Email: sdli...@earthlinkNOSPAM.net
Creationism wouldn't invite so much ridicule if there were museums
devoted to OEC instead of YEC. The problem is, an OEC museum wouldn't
have any visitors. Scientifically oriented visitors would still spurn
it, and religious fundamentalists would question its adherence to the faith.
Answers In Creation (OEC) states: "Our message is that you can believe
in the Bible, and believe that the earth is billions of years old,
without any conflict."
That's why OEC can't get anywhere. It's not scientific enough for
Christian modernists, and it's not religious enough for Christian
fundamentalists.
But OEC was the conventional opinion, even among fundamentalists,
up until 1961.
--
---Tom S.
the failure to nail currant jelly to a wall is not due to the nail; it is due to
the currant jelly.
Theodore Roosevelt, Letter to William Thayer, 1915 July 2
It isn't interesting, it is just what they were forced to do when they
figured out that they didn't have any valid scientific arguments
supporting their views. Look what the ID perps were forced to do when
they realized that ID was too bogus to try to support teaching it.
They ran a bait and switch scam on their own creationist support base
rather than put up the lame stuff and demonstrate with certainty that
it was bogus. The YEC scientific creationists were deluded enough to
go to court with their junk and became laughing stocks even amoung
other creationists like the ID perps.
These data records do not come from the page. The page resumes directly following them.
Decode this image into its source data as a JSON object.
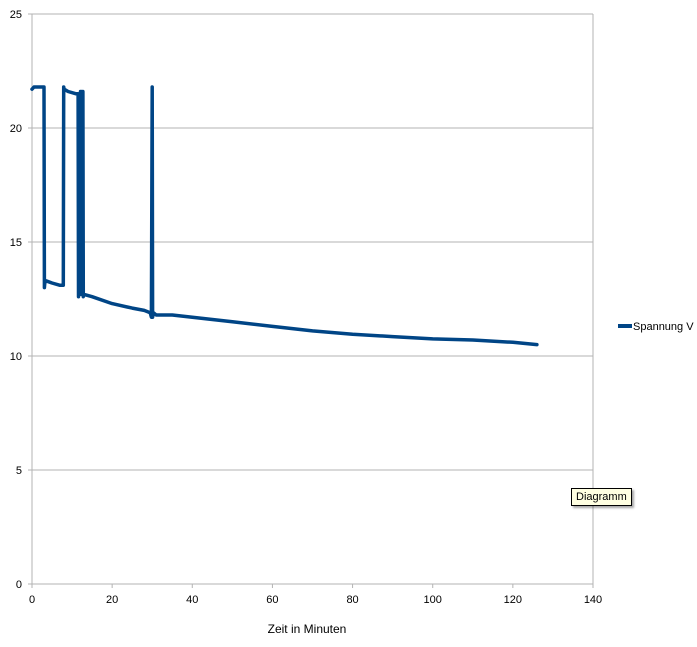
{
  "chart_data": {
    "type": "line",
    "title": "",
    "xlabel": "Zeit in Minuten",
    "ylabel": "",
    "xlim": [
      0,
      140
    ],
    "ylim": [
      0,
      25
    ],
    "x_ticks": [
      0,
      20,
      40,
      60,
      80,
      100,
      120,
      140
    ],
    "y_ticks": [
      0,
      5,
      10,
      15,
      20,
      25
    ],
    "grid": true,
    "legend_position": "right",
    "series": [
      {
        "name": "Spannung V",
        "color": "#004586",
        "x": [
          0,
          0.5,
          1,
          2,
          3,
          3.1,
          3.2,
          3.5,
          5,
          7,
          7.8,
          7.9,
          8,
          9,
          11,
          11.5,
          11.6,
          11.8,
          11.9,
          12.1,
          12.2,
          12.4,
          12.5,
          12.7,
          12.8,
          13,
          15,
          20,
          25,
          28,
          29.5,
          29.8,
          30,
          30.1,
          30.3,
          31,
          35,
          40,
          50,
          60,
          70,
          80,
          90,
          100,
          110,
          120,
          126
        ],
        "y": [
          21.7,
          21.8,
          21.8,
          21.8,
          21.8,
          13.0,
          13.2,
          13.3,
          13.2,
          13.1,
          13.1,
          21.8,
          21.7,
          21.6,
          21.5,
          21.5,
          12.6,
          21.5,
          12.8,
          21.6,
          12.7,
          21.6,
          12.7,
          21.6,
          12.6,
          12.7,
          12.6,
          12.3,
          12.1,
          12.0,
          11.9,
          11.7,
          21.8,
          11.7,
          11.9,
          11.8,
          11.8,
          11.7,
          11.5,
          11.3,
          11.1,
          10.95,
          10.85,
          10.75,
          10.7,
          10.6,
          10.5
        ]
      }
    ]
  },
  "tooltip": {
    "text": "Diagramm"
  }
}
About the best evidence that
the ID scam was just a scam and known to be bogus by the guys that
were running it is the fact that they ran the bait and switch. You
don't make your supporters bend over and take a switch scam that
doesn't even mention that ID ever existed if you ever really had
anything worth talking about.
>
> We've seen plenty of that from the YECs, afraid to invite ridicule when
> they talk about Earth popping into existence 6,000 years ago.
>
> But we can also see that from the OECs. (cf. AnswersInCreation.org)
> They're afraid to admit what they really believe, because they would be
> forced to admitting they're not true Biblical literalists and would lose
> their fundamentalist audience. (For example, they reject the flood
> theory of dinosaur fossils.)
What is a true Biblical literalist and how could you tell?
>
> So the YECs don't admit that they're Biblical literalists--and just keep
> attacking the ToE.
> While the OECs don't admit that they're not Biblical literalists--and
> just keep attacking the YECs!
A lot of OECs claim to be Biblical literalists. They all go to the
Bible and trot out the verses that they claim supports their view.
Demonstrate otherwise. Just look up someone like Ross. Their literal
interpretations are just different.
Ron Okimoto
>
> --
> Steven L.
> Email: sdlit...@earthlinkNOSPAM.net
> Remove the NOSPAM before replying to me.- Hide quoted text -
I think that you want to specify that you are talking about anti-
evolution OEC. I hate to break the news to you, but theistic
evolutionists are OEC and have no real beef with any modern museum.